Por Reginaldo Silva- Professor, Radialista e Jornalista
Essa é a primeira eleição para deputado estadual, federal, senador e presidente da República que não teremos coligações proporcionais. Este fato por si só já altera o tabuleiro político. O jogo eleitoral se embaraça e se agrava à medida que as preferências estaduais são colocadas em outro plano por conta dos partidos políticos.
O ex-senador Eunício Oliveira (MDB), tem preferência pelo nome de Lula (PT), em nível nacional. Seu partido, por sua vez, tem candidatura própria, Simone Tebet. No Estado, Eunício demonstra simpatia pelo nome da governadora Izolda Cela (PDT), que é do mesmo partido de Ciro Gomes, seu eterno rival e com quem vive trocando acusações públicas. Eunício quer sair candidato a deputado federal, mas, se o nome de Izolda não for escolhido pode apoiar a pré-candidatura de Capitão Wagner, do União Brasil, ou ainda lançar uma candidatura majoritária no Estado, situação que o impediria de usar a imagem de seu candidato preferido, Lula, uma vez que sua legenda tem candidato próprio.
É nesse cenário complexo que caminha a eleição de 2022 no Ceará. Se a sua cabeça deu um nó no segundo parágrafo é melhor abandonar a leitura por aqui. Capitão Wagner tem preferência pelo nome de Bolsonaro (PL), aí a recíproca é verdadeira, contudo, o União Brasil lançou o nome de Luciano Bivar (UB) para presidência da República, o que impediria Wagner de defender o nome de Bolsonaro na propaganda de rádio e televisão. Na prática, Capitão Wagner vai para o campo defendendo o nome de Bivar, abraçando a corrente de Bolsonaro de forma indireta, forçado pela legislação eleitoral.
O palanque de Bolsonaro no Estado, ainda não está definido. O grupo político do PL, se divide entre apoiar Wagner e entre lançar candidatura própria de Raimundo Gomes de Matos (PL), tucano histórico, recém convertido ao bolsonarismo. Caso a aliança seja confirmada, o palanque de Wagner teria dois presidenciáveis, Bolsonaro e Bivar, fato que também confunde a cabeça do eleitor.
O PSDB vive a indecisão de seu maior símbolo no Estado, Tasso Jereissati (PSDB-CE). O senador sofre com o dilema da “escolha de Sofia”, ou se aposenta ou sai candidato a vice na chapa de Simone Tebet. Independentemente da escolha ainda cabe a ele a tarefa de não deixar o tucanato se afundar em seu Estado. Com o MDB de Eunício sem pretensão de formar palanque no Ceará para Simone, caberia a Tasso essa missão, sobrando a alternativa de lançar o nome do ex-secretário de Saúde do Estado, Dr. Cabeto, para o Palácio da Abolição. O PSDB, caso não tenha candidatura própria poderá ainda apoiar o nome liderado pelos irmãos Ferreira Gomes.

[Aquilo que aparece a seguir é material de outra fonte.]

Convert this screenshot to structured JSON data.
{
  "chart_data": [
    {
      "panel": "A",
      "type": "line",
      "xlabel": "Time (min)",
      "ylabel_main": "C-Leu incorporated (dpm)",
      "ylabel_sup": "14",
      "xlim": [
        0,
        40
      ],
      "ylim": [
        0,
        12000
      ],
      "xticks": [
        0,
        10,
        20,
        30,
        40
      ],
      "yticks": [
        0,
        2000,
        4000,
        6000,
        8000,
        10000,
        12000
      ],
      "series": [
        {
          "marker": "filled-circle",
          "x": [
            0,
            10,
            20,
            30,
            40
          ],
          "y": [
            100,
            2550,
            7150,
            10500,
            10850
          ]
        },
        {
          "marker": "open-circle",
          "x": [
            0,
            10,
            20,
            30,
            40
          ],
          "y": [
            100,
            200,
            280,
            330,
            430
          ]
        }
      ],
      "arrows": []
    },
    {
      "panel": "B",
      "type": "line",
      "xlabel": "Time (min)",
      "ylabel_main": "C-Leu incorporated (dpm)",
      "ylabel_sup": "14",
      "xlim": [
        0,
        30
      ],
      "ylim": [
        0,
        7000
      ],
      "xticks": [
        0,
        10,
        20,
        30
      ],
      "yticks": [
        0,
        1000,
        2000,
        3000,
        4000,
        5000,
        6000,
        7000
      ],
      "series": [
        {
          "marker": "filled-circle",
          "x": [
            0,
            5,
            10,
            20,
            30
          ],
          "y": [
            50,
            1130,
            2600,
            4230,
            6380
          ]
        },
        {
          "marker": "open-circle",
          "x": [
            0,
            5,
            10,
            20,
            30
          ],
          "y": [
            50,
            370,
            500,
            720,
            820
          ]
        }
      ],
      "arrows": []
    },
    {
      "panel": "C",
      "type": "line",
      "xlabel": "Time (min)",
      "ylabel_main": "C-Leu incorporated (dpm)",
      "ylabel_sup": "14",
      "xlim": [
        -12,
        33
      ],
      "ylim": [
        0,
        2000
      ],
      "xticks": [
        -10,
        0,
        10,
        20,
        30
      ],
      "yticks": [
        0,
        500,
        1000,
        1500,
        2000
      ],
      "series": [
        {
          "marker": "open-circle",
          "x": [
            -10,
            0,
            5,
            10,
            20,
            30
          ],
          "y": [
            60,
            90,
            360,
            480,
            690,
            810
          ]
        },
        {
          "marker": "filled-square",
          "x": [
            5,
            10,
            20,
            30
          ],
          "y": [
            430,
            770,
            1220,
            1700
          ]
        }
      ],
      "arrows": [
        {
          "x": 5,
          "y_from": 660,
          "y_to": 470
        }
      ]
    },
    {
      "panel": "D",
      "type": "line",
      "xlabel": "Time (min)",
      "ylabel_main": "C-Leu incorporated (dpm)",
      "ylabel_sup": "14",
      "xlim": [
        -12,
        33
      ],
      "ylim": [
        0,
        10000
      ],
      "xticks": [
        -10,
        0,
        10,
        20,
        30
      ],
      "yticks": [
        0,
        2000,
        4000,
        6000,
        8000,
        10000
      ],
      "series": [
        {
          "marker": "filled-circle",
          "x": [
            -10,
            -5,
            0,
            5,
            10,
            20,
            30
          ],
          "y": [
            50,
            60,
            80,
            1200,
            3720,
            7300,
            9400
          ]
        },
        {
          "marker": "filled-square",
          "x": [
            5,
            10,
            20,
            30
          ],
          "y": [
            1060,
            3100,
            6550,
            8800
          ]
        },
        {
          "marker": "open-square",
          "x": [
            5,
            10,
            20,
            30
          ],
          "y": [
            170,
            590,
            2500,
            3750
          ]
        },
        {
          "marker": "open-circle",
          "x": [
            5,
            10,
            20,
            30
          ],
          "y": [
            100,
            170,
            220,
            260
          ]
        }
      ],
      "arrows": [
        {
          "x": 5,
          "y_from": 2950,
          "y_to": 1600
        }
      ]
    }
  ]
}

O PT também vive o impasse de manter a aliança histórica com o PDT, ou chutar o pau da barraca e lançar um nome próprio surfando na onda Lula-Camilo. Pode dar certo, mas, também pode dar errado, caso precise de um apoio de parte do grupo governista em um possível segundo turno nacional em eleição polarizada, entre Lula e Bolsonaro. O PT também fica entre a cruz e a espada, porque não está em jogo somente o campo estadual e principalmente o cenário nacional.

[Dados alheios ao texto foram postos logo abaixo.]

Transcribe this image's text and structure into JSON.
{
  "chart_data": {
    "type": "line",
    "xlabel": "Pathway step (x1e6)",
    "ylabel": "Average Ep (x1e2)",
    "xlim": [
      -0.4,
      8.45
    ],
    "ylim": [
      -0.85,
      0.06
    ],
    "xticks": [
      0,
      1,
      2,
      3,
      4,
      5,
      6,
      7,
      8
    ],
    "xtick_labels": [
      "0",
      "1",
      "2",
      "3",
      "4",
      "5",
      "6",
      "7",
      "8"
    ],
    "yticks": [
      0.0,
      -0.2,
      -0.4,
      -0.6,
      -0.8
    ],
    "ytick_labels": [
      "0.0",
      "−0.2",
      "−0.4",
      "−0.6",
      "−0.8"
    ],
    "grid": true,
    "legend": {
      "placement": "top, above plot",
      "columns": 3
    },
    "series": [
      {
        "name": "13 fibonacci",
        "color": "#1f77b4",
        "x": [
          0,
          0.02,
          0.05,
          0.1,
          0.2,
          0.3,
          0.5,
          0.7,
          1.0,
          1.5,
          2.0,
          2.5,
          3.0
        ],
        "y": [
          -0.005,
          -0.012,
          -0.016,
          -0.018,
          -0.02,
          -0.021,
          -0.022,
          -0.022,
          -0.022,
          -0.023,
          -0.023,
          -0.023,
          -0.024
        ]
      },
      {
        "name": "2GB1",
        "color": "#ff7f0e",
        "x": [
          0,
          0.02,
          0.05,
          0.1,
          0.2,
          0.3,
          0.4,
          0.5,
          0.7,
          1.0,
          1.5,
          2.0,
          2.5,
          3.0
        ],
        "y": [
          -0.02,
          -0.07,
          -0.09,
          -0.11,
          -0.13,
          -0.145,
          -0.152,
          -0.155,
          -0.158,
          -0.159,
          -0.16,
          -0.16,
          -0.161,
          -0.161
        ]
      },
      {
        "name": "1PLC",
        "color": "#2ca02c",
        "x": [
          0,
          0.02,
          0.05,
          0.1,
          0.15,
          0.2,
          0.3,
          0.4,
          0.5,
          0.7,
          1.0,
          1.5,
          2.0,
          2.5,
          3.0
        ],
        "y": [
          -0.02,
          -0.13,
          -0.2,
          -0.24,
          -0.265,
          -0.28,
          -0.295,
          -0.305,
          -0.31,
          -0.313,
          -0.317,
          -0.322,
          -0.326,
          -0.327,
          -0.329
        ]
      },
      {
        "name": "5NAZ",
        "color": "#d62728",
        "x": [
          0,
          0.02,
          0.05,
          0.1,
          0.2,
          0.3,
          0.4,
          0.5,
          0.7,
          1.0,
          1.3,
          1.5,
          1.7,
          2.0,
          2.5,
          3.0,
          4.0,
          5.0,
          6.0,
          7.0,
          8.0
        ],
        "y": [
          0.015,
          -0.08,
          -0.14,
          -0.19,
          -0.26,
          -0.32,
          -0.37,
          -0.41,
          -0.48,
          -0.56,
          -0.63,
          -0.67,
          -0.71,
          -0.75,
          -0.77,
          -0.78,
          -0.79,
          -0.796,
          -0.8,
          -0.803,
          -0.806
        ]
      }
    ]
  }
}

Por sua vez o PDT, se enrola na escolha do nome, perde tempo, bate-boca e aprofunda o conflito desnecessário no partido. Na disputa interna entre o nome da governadora Izolda Cela que tem preferência da maioria dos partidos aliados e de Roberto Claudio que acumula maior rejeição por conta da própria fidelidade aos Ferreira Gomes ocasionada na eleição passada, o tempo urge e o adversário cresce. Os tempos mudaram e não existe mais eleição fácil. As trocas de farpas entre Ciro Gomes e a base fiel ao lusismo no Ceará, só tem aprofundado a crise. Até aqui, o único ato de sabedoria tem se manifestado no silêncio do senador Cid Gomes (PDT).
Como o leitor pode perceber, o jogo é mais complexo do que se imagina, não existe eleição ganha ou perdida, até que às urnas sejam apuradas. Quando o coronel Moreira César, o cortador de cabeças, no filme de Canudos, decidiu invadir o povoado de fanáticos religiosos liderados por Antonio Conselheiro e tomá-lo a baioneta, o militar foi alertado por um de seus auxiliares: “coronel, cautela e caldo de galinha não faz mal a ninguém”.
Tenhamos calma, o jogo ainda nem começou.